Saturday, April 10, 2010

China bans Argentina soy-oil imports

Financial Times – Latin American leaders look to China / Financial Times – Argentina soya rift with China grows / BBC – China soya ban angers Argentina / Business Week – Argentina Soy Growers ‘Optimistic’ on End to China Oil Blockade / Merco Press – China allows unloading of Argentine soybean oil / Merco Press – China enthusiastic about reaching agreement over Argentine soybean oil / Merco Press – Argentina protests Chinese sanitary restrictions on soy-oil imports

The trade dispute between China and Argentina entered a new phase on April 1, as China imposed sanitary restrictions on all soy-oil imports. The new restrictions have resulted in an effective ban on Argentina soy-oil imports. Argentina Foreign Minister, Jorge Taiana, summoned Chinese ambassador, Gange Zeng, to Buenos Aires immediately to negotiate a resolution of the dispute. Experts view China’s new restrictions as a retaliatory response to Argentina’s recent allegations of China’s violation of anti-dumping trade laws. As a result of these allegations, Chinese footwear and textile goods became subject to import taxes. Chinese officials have viewed the anti-dumping charges as cover for Argentina attempting to protect domestic producers from competition. Chinese officials have denied that the move was retaliatory, insisting instead that it was purely a matter of safety. China, however, has built significant reserves in the first four months of this year, a move China likely made in anticipation of imposing an import ban on Argentina. China also has expressed a desire to lower imports by increasing domestic production of soya oil.

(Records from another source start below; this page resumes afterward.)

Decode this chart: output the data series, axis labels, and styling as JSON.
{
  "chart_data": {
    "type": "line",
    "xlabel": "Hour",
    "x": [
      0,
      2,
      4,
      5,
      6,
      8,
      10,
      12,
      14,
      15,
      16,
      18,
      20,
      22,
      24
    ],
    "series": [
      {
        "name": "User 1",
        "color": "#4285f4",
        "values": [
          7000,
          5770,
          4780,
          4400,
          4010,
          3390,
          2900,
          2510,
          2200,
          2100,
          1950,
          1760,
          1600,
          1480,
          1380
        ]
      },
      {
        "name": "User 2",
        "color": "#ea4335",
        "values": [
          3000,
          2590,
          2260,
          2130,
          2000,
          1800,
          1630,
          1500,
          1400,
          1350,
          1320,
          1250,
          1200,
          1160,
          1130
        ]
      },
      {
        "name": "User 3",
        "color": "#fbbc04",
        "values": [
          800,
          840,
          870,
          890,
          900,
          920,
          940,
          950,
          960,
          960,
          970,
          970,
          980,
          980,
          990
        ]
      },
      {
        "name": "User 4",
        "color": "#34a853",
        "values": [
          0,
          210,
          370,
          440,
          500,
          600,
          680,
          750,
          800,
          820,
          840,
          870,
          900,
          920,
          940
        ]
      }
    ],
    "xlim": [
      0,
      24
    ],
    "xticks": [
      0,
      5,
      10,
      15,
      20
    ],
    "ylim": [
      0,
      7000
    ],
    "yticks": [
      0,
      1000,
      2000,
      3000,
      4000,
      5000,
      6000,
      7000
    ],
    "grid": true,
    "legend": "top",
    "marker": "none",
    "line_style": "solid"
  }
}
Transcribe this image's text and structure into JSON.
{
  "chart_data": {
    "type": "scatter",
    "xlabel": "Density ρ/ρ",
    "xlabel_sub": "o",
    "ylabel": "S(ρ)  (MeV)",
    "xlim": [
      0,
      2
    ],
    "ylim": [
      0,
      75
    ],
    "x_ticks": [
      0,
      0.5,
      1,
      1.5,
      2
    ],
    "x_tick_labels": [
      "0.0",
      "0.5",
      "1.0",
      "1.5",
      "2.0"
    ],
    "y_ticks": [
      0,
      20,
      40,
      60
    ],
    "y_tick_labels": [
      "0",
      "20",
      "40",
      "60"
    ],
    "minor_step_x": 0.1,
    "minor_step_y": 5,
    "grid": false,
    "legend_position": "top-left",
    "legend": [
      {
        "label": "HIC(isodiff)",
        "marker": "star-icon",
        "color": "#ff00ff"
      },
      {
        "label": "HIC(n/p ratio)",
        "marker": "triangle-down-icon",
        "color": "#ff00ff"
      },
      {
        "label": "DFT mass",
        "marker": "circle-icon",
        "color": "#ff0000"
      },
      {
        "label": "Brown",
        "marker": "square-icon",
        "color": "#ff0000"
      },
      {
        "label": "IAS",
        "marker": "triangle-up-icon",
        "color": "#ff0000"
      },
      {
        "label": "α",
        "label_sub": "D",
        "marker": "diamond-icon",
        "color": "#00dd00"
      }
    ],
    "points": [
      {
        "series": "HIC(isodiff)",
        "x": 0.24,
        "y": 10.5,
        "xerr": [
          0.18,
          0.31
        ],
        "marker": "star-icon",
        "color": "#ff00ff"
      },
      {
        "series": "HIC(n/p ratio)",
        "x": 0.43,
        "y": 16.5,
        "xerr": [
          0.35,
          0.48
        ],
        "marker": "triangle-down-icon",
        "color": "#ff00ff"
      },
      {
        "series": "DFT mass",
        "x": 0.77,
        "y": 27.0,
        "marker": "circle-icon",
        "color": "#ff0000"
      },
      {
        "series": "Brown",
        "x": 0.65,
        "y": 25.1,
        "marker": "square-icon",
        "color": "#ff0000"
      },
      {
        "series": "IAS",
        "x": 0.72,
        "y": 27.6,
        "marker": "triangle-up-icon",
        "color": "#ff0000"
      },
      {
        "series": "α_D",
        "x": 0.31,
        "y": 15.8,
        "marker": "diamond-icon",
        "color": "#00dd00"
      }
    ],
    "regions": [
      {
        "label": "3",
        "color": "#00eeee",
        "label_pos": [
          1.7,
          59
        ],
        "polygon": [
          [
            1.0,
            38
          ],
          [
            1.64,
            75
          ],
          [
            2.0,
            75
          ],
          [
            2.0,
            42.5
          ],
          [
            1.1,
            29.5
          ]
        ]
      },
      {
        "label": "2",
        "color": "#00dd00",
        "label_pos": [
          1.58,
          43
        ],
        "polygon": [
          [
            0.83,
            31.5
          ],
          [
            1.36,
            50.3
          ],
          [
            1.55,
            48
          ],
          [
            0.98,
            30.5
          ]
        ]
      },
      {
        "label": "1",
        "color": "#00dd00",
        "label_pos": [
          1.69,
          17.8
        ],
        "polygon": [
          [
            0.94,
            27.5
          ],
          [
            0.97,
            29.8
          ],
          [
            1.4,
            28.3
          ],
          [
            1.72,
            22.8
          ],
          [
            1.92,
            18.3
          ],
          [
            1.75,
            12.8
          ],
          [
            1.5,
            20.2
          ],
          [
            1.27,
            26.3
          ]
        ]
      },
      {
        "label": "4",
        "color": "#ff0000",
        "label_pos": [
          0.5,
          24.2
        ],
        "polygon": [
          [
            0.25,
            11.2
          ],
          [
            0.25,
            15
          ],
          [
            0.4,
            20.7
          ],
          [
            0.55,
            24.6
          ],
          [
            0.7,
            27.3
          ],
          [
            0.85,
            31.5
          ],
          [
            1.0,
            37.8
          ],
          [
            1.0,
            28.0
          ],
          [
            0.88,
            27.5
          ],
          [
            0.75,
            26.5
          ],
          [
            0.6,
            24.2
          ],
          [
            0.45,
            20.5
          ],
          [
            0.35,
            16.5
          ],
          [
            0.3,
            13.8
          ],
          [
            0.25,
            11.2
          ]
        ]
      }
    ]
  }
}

This recent response from China could prove to have a significant impact on Argentina’s economy. Latin American Countries are increasingly becoming dependant on trade with China. Reports show that Latin American Countries with higher integrated economies with Asia experienced less of a downturn during the financial crisis than their less integrated counterparts. In 2009, China imported 1.84 million tons of soy-oil worth $1.4 billion; the import ban could end up costing Argentinean famers upwards of $2 billion this year.

The ban has increased soy-oil prices in US and China. US producers will likely benefit with increased exports to China. One oilseeds analyst stated, “If it went on long enough, it probably would (benefit US soy oil experts) because Argentina is by far the largest exporter of soybean oil in the world and China is by far the largest importer. But that combination tells me that this situation might not last very long.” Analysts have also noted that the ban will likely be short-lived since China imports 50% of its soy-oil demand from Argentina and finding replacements for this amount of produce would not be easy.

On Thursday April 8, Argentina Agriculture Secretary, Carlos Cheppi, and Carlos of The National Food Health Service reached an agreement with Chinese officials to allow cargo ships already bound for China to unload soy-oil. Analysts see this agreement as a gesture of good faith and an indicator that the countries will likely resolve the dispute in the coming weeks.

Discussion Questions:

Is the ban a signal that China can and will impose its will on Latin American Countries, or merely a proportionate response to Argentina’s ban on certain Chinese goods that Argentina viewed violated anti-dumping trade laws?

What are the biggest risks facing Latin American countries with increasing dependence on trade relations with Asia?